Lo cierto es que el subir de curso no es una excentricidad reciente ni un capricho de familias ambiciosas: es una intervención educativa estudiada durante décadas. Dos meta-análisis, publicados en Review of Educational Research, sintetizaron alrededor de un siglo de investigación.
Concluyeron que, de media, este procedimiento de adelantar cursos y el agrupamiento por capacidad se asocian con mejoras en rendimiento académico (comparando con pares de la misma edad a los que no van adelantando cursos).
El punto polémico siempre es el mismo: ¿paga el alumno un peaje emocional?
Un estudio amplio en Países Bajos encontró diferencias mínimas y, cuando existían, tendían a favorecer a quienes habían avanzado de curso; además, no halló señales de daño por "saltos" múltiples en variables socioemocionales.
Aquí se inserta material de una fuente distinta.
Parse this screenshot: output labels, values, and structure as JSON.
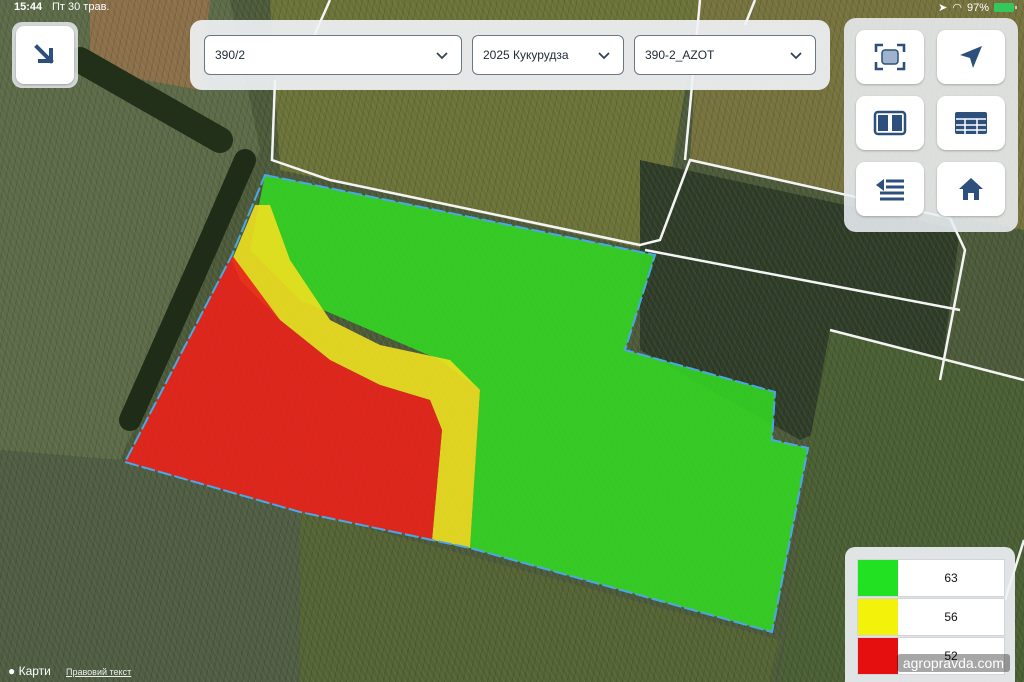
{
  "status_bar": {
    "time": "15:44",
    "date": "Пт 30 трав.",
    "battery": "97%"
  },
  "toolbar": {
    "field_select": "390/2",
    "season_crop_select": "2025 Кукурудза",
    "map_select": "390-2_AZOT"
  },
  "buttons": {
    "collapse": "arrow-down-right-icon",
    "fit_field": "fit-screen-icon",
    "location": "navigation-arrow-icon",
    "split_view": "split-view-icon",
    "table": "table-icon",
    "layers_back": "list-back-icon",
    "home": "home-icon"
  },
  "legend": [
    {
      "color": "#22e022",
      "value": "63"
    },
    {
      "color": "#f2f20a",
      "value": "56"
    },
    {
      "color": "#e60f0f",
      "value": "52"
    }
  ],
  "footer": {
    "maps_brand": "Карти",
    "legal_text": "Правовий текст",
    "watermark": "agropravda.com"
  },
  "colors": {
    "zone_high": "#33dd22",
    "zone_mid": "#f0e020",
    "zone_low": "#e8231b",
    "field_border": "#4aa8e8",
    "accent": "#2d4f7c"
  }
}
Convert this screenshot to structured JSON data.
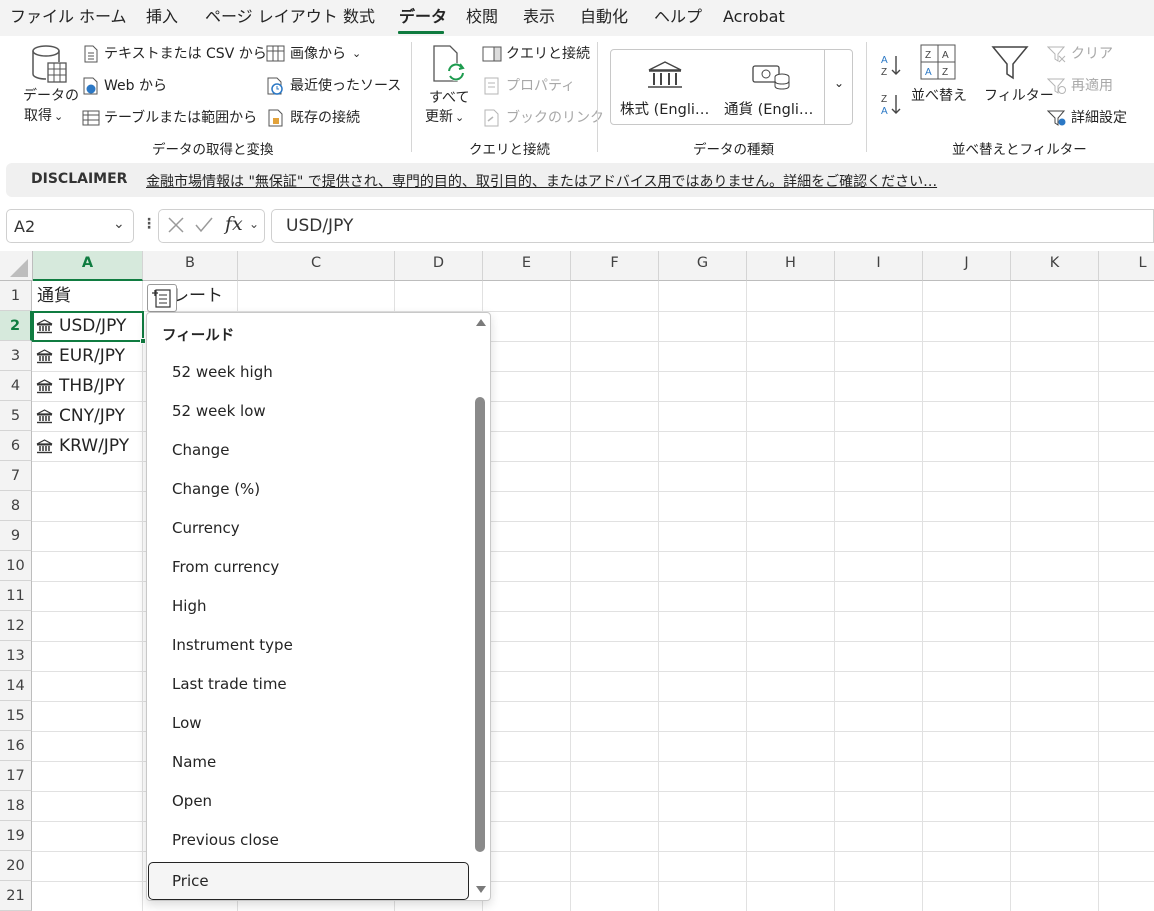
{
  "menu": {
    "tabs": [
      "ファイル",
      "ホーム",
      "挿入",
      "ページ レイアウト",
      "数式",
      "データ",
      "校閲",
      "表示",
      "自動化",
      "ヘルプ",
      "Acrobat"
    ],
    "active_tab": "データ"
  },
  "ribbon": {
    "get_data": {
      "line1": "データの",
      "line2": "取得"
    },
    "from_text_csv": "テキストまたは CSV から",
    "from_web": "Web から",
    "from_table": "テーブルまたは範囲から",
    "from_picture": "画像から",
    "recent_sources": "最近使ったソース",
    "existing_connections": "既存の接続",
    "group_get_transform": "データの取得と変換",
    "refresh_all": {
      "line1": "すべて",
      "line2": "更新"
    },
    "queries_connections": "クエリと接続",
    "properties": "プロパティ",
    "book_links": "ブックのリンク",
    "group_queries": "クエリと接続",
    "stocks": "株式 (Engli…",
    "currencies": "通貨 (Engli…",
    "group_data_types": "データの種類",
    "sort": "並べ替え",
    "filter": "フィルター",
    "clear": "クリア",
    "reapply": "再適用",
    "advanced": "詳細設定",
    "group_sort_filter": "並べ替えとフィルター"
  },
  "disclaimer": {
    "title": "DISCLAIMER",
    "text": "金融市場情報は \"無保証\" で提供され、専門的目的、取引目的、またはアドバイス用ではありません。詳細をご確認ください…"
  },
  "formula_bar": {
    "name_box": "A2",
    "fx": "fx",
    "value": "USD/JPY"
  },
  "grid": {
    "columns": [
      "A",
      "B",
      "C",
      "D",
      "E",
      "F",
      "G",
      "H",
      "I",
      "J",
      "K",
      "L"
    ],
    "rows": [
      "1",
      "2",
      "3",
      "4",
      "5",
      "6",
      "7",
      "8",
      "9",
      "10",
      "11",
      "12",
      "13",
      "14",
      "15",
      "16",
      "17",
      "18",
      "19",
      "20",
      "21"
    ],
    "selected_column": "A",
    "selected_row": "2",
    "a1": "通貨",
    "b1_partial": "レート",
    "currencies": [
      "USD/JPY",
      "EUR/JPY",
      "THB/JPY",
      "CNY/JPY",
      "KRW/JPY"
    ]
  },
  "dropdown": {
    "header": "フィールド",
    "items": [
      "52 week high",
      "52 week low",
      "Change",
      "Change (%)",
      "Currency",
      "From currency",
      "High",
      "Instrument type",
      "Last trade time",
      "Low",
      "Name",
      "Open",
      "Previous close",
      "Price"
    ],
    "highlighted": "Price"
  },
  "colors": {
    "accent": "#0f7b3f",
    "selection_border": "#107c41",
    "header_bg": "#f3f3f3"
  }
}
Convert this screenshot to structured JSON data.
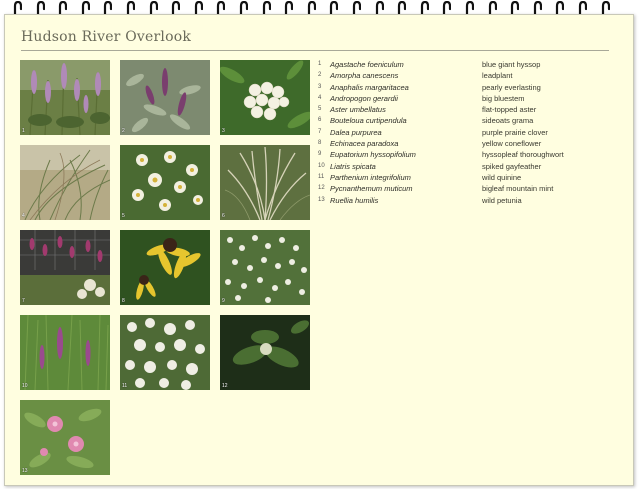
{
  "page": {
    "title": "Hudson River Overlook"
  },
  "photos": [
    {
      "label": "1"
    },
    {
      "label": "2"
    },
    {
      "label": "3"
    },
    {
      "label": "4"
    },
    {
      "label": "5"
    },
    {
      "label": "6"
    },
    {
      "label": "7"
    },
    {
      "label": "8"
    },
    {
      "label": "9"
    },
    {
      "label": "10"
    },
    {
      "label": "11"
    },
    {
      "label": "12"
    },
    {
      "label": "13"
    }
  ],
  "plants": [
    {
      "num": "1",
      "scientific": "Agastache foeniculum",
      "common": "blue giant hyssop"
    },
    {
      "num": "2",
      "scientific": "Amorpha canescens",
      "common": "leadplant"
    },
    {
      "num": "3",
      "scientific": "Anaphalis margaritacea",
      "common": "pearly everlasting"
    },
    {
      "num": "4",
      "scientific": "Andropogon gerardii",
      "common": "big bluestem"
    },
    {
      "num": "5",
      "scientific": "Aster umbellatus",
      "common": "flat-topped aster"
    },
    {
      "num": "6",
      "scientific": "Bouteloua curtipendula",
      "common": "sideoats grama"
    },
    {
      "num": "7",
      "scientific": "Dalea purpurea",
      "common": "purple prairie clover"
    },
    {
      "num": "8",
      "scientific": "Echinacea paradoxa",
      "common": "yellow coneflower"
    },
    {
      "num": "9",
      "scientific": "Eupatorium hyssopifolium",
      "common": "hyssopleaf thoroughwort"
    },
    {
      "num": "10",
      "scientific": "Liatris spicata",
      "common": "spiked gayfeather"
    },
    {
      "num": "11",
      "scientific": "Parthenium integrifolium",
      "common": "wild quinine"
    },
    {
      "num": "12",
      "scientific": "Pycnanthemum muticum",
      "common": "bigleaf mountain mint"
    },
    {
      "num": "13",
      "scientific": "Ruellia humilis",
      "common": "wild petunia"
    }
  ]
}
A ese argumento se suma una investigación muy citada por su horizonte temporal: un seguimiento de 35 años en jóvenes con alta precocidad intelectual. El trabajo analizó la idea, muy extendida, de que acelerar "rompe" el bienestar psicológico a largo plazo.
Sus resultados no apoyan esa preocupación como regla general: quienes subieron de curso no mostraron un coste sostenido en bienestar respecto a quienes no lo hicieron.
Eso no significa que el reto desaparezca, sobre todo cuando esta circunstancia coloca al menor en entornos diseñados para adultos.
La neurociencia del desarrollo lleva años describiendo la adolescencia como un periodo de cambios desiguales: sistemas de recompensa especialmente sensibles y control inhibitorio aún en consolidación, algo que influye en la gestión del estrés, la presión social y la toma de decisiones.
Al mismo tiempo, estudios recientes sugieren que varias funciones ejecutivas tienden a estabilizarse hacia niveles "adultos" en la adolescencia tardía (aprox. 18–20), con mucha variabilidad individual, un recordatorio útil contra explicaciones simplistas.
En el caso de Abigail, parte de ese andamiaje aparece en sus propias frases: insiste en que no ha "perdido" la adolescencia, que sigue quedando con amigos, que juega a videojuegos y que hace cosas tan poco épicas —pintarse las uñas— como cualquiera a su edad.
Lo que cambia no es el derecho a ser adolescente; cambia el escenario en el que aprende. Y ahí está, quizá, la lección menos vistosa para el sistema: cuando el ritmo de un estudiante es distinto, el trabajo no es frenarlo por miedo, sino cuidar el equilibrio para que avance sin quedarse solo.
Si todo sale como ella imagina, el destino final tampoco es un despacho de élite. Su objetivo declarado es montar una organización sin ánimo de lucro para ofrecer asistencia legal gratuita a comunidades vulnerables.